Our route has been planned by Relayriders UK. They have really helped. My friend is riding pillion with me (poor woman … I’m sure she doesn’t know what she’s letting herself in for and frankly neither do I!) .

We are hoping to stop at as many biker cafes/pubs as possible. No motorways involved, so 125s can join in, too.

In terms of preparation we have not done much. My partner is taking a van as back-up, mechanic wise.

Basically, I am winging it.  Fortune favours the brave and all that!

Josh cannot smile as his facial muscles are affected and his cognitive ability is declining as the disease marches slowly on. But he is a happy and utterly beloved child. And I will never give up.

I expect to suffer somewhat on the ride.  In fact I will be glad to. It will be nothing compared to what Josh endures without complaint. I just need to get home to him safely and in one piece.

Is anyone joining you along the way? How do people contact you if they want to join in?

It’s an all-female ride but we have no real objection to the boys if they really want to join in!  Hoping people will do the odd leg or two but not worried if not. I am going to publish the route on the Facebook page and also the Motorbike Women group. They can text me on 07477573321 or just turn up for relevant legs. I'm hoping that once the  route is published it will inspire people.

Tell me about your choice of vehicle …

As Josh got older I tried to let him have as many experiences as possible. I discovered that he really enjoyed being around noisy bikes and sitting on them. Unfortunately he is too weak to pilly on a bike so I came up with the idea of a trike. I had been out of bikes for 32 years. I started looking and we found a ZG1200 voyager which has been custom painted with Joshua’s face on the tank. The trike is called Chariot of Hope.

And what does Josh think of it?

Josh absolutely loves it. The week I am spending doing this ride is the first time I have ever been away from him. It will be very hard but I hope it will ultimately help him. The paint job on the trike features Josh so I will at least be able to look at him!! Unfortunately his muscle weakness has robbed him of his ability to smile but inside it’s a mile wide.

How did you come up with the idea of the ride?

On a complete whim,  I decided to use the bike to raise awareness.

Then, I decided on a long ride right up the length of the country. Ten minutes later I cobbled together a Facebook page (Cure myotonic dystrophy chariot of hope ride) and much to my partner’s horror it was set!

It’s the 7th May, 1300 miles, one week to do it in. I posted on the Motorcycle Women Facebook page and got some ladies to join us (hopefully).

I wangled the time off work somehow, bought a Goldwing trailer, tent, table and chair, small stove etc.

I’ve never done anything like this before but God I would love to stop traffic with it!

I want people to know Josh was here in this life. He matters.
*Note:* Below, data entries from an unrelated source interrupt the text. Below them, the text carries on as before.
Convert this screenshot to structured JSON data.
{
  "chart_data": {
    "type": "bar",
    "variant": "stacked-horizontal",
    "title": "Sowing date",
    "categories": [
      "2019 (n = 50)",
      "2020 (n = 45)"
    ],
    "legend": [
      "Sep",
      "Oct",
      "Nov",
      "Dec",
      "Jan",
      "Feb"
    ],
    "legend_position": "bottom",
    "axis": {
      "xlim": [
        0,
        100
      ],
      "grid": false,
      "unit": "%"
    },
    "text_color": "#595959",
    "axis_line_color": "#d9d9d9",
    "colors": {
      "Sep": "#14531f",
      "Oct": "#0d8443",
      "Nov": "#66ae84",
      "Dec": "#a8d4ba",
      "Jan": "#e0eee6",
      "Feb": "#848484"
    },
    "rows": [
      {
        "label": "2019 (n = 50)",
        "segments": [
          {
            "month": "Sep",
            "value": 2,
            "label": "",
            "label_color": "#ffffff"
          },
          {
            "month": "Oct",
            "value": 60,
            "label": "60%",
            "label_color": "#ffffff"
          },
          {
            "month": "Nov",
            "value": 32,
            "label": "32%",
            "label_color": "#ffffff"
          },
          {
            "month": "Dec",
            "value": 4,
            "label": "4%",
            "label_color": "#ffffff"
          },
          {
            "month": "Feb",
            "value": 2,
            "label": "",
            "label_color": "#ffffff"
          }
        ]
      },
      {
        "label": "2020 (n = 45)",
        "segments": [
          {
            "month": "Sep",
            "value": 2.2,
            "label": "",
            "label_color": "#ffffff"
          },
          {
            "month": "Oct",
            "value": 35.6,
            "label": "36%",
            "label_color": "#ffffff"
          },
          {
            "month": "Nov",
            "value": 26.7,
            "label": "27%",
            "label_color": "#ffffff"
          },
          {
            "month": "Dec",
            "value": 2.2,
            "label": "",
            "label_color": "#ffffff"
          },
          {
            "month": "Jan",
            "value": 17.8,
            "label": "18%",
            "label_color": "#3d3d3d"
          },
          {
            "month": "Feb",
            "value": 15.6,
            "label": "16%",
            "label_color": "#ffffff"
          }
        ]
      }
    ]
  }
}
His condition needs curing because it’s terrible to watch and I can’t bear the thought of life without him.

How can people reading this support you and Josh?

They could donate direct to the Facebook charity page Congenital Myotonic Dystrophy Fight Fund  or via http://www.congenitalmyotonicdystrophy.org/ website.

Thank you Sarah, it was delightful to meet you and learn about Josh and your trip. We wish you a safe and successful journey. Please keep in touch and we hope to meet you again one day!